Filipina Swimmer Akiko Thomson-Guevara: A Legacy of Excellence

Filipina Swimmer Akiko Thomson-Guevara: A Legacy of Excellence

BORN on October 8, 1974, Filipina swimmer Akiko Thomson-Guevara serves as the most accomplished Filipina swimmer in the Southeast Asian (SEA) Games with a record of eight gold medals during her playing career.

At the young age of six, Akiko Thomson-Guevara already took to swimming as it was a form of leisure at the time since their family home in Paco, Manila was just beside the Army Navy Club.

By the age of 10, Akiko was already invited to join the Philippine National team. Her first international age group competition was in Bangkok. She was 12 years old then.

After Bangkok, Akiko wound up being the most accomplished Filipina swimmer at the Southeast Asian Games. Not long after her debut in the international sporting stage, Akiko represented the country at her first SEA Games in 1987, where she brought home the 100-meter backstroke gold and the silver in the 200-meter backstroke.

Not long after her impressive showing at the SEA Games, she bannered the country’s flag at the 1988 Seoul Summer Olympics at the age of 14. She placed 30th in the 50 meters women’s freestyle, 39th in the 100 meters freestyle, and 28th in the 100 meters women’s backstroke event.

She would later on represent the country in the next two succeeding editions in 1992 and 1996 Summer Olympics in Spain and United States, respectively.

Akiko went back to banner the country’s tri-colors at the 1991 SEA Games held in Manila where she had yet again prevailed and made the country proud. She toppled the rest of the country bets when she brought home the gold in the 100 meters backstroke, 200 meters backstroke and the silver in the 50-meter freestyle and 100-meter freestyle events.

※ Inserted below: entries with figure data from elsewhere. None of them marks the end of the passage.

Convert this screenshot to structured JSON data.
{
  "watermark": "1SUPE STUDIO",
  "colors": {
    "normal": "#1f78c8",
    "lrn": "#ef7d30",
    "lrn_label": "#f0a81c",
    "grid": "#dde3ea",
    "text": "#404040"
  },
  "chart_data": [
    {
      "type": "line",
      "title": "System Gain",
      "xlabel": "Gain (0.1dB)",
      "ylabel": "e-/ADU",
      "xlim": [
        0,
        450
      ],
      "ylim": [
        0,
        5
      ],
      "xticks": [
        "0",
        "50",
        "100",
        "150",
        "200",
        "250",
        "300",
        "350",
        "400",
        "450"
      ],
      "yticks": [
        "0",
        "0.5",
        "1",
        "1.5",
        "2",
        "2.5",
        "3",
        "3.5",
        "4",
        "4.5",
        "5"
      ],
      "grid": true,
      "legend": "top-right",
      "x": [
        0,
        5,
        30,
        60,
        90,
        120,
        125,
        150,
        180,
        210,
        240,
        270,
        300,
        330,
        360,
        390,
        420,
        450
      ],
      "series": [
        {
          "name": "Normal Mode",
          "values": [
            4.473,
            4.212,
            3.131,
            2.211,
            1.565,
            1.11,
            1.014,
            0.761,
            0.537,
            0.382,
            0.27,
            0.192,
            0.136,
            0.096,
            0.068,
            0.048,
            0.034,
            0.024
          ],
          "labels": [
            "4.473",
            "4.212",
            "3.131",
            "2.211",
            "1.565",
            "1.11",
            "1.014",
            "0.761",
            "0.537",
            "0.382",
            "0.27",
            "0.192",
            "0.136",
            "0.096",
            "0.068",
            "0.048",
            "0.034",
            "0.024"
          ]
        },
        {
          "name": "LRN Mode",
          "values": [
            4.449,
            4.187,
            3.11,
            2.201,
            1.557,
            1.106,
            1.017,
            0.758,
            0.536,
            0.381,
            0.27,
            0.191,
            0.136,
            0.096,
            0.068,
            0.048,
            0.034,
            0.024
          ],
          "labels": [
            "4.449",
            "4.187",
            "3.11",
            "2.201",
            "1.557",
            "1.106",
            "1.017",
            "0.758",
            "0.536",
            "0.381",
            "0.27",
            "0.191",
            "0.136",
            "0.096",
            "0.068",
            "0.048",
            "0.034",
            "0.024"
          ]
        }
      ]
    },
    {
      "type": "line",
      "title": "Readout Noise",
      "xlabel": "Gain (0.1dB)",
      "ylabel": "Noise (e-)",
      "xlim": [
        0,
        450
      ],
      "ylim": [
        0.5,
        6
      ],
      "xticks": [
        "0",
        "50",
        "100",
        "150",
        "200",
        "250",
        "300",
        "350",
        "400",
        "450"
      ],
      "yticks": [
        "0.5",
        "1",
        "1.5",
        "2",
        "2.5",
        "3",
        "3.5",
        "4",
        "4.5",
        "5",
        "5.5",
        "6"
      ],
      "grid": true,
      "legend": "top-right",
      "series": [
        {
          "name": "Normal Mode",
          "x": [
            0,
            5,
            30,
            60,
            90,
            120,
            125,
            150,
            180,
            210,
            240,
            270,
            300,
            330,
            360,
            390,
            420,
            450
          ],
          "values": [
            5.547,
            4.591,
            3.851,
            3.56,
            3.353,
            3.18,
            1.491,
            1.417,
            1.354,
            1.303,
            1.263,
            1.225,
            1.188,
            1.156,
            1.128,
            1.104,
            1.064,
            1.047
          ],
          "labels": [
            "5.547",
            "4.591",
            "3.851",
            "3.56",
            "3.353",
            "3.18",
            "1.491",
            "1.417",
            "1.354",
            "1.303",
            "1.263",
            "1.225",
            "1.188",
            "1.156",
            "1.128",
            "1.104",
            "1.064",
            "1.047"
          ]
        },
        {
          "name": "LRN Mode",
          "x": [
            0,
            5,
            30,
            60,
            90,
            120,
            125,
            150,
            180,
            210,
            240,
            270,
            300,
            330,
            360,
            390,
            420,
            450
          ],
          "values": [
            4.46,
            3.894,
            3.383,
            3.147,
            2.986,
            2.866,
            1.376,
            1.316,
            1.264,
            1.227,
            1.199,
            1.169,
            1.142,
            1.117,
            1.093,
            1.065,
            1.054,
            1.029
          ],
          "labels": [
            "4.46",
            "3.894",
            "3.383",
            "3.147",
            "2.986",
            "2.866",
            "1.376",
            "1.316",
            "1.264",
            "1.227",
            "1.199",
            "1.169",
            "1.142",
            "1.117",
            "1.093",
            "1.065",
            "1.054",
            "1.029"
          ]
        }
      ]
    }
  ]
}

She later replicated the same results in the 1993 Singapore SEA Games, defending her title in the 100-meter backstroke event and in the 200-meter backstroke event.

After achieving so much as a swimmer athlete, Akiko had decided to retire from her sporting days as one, but this did not stop her in pursuing sports development behind the scenes.

She became a commissioner of the Philippine Sports Commission for eight years from 2009 to 2016. And to top it off, she is currently the president of the Philippine Olympians Association way back 2015.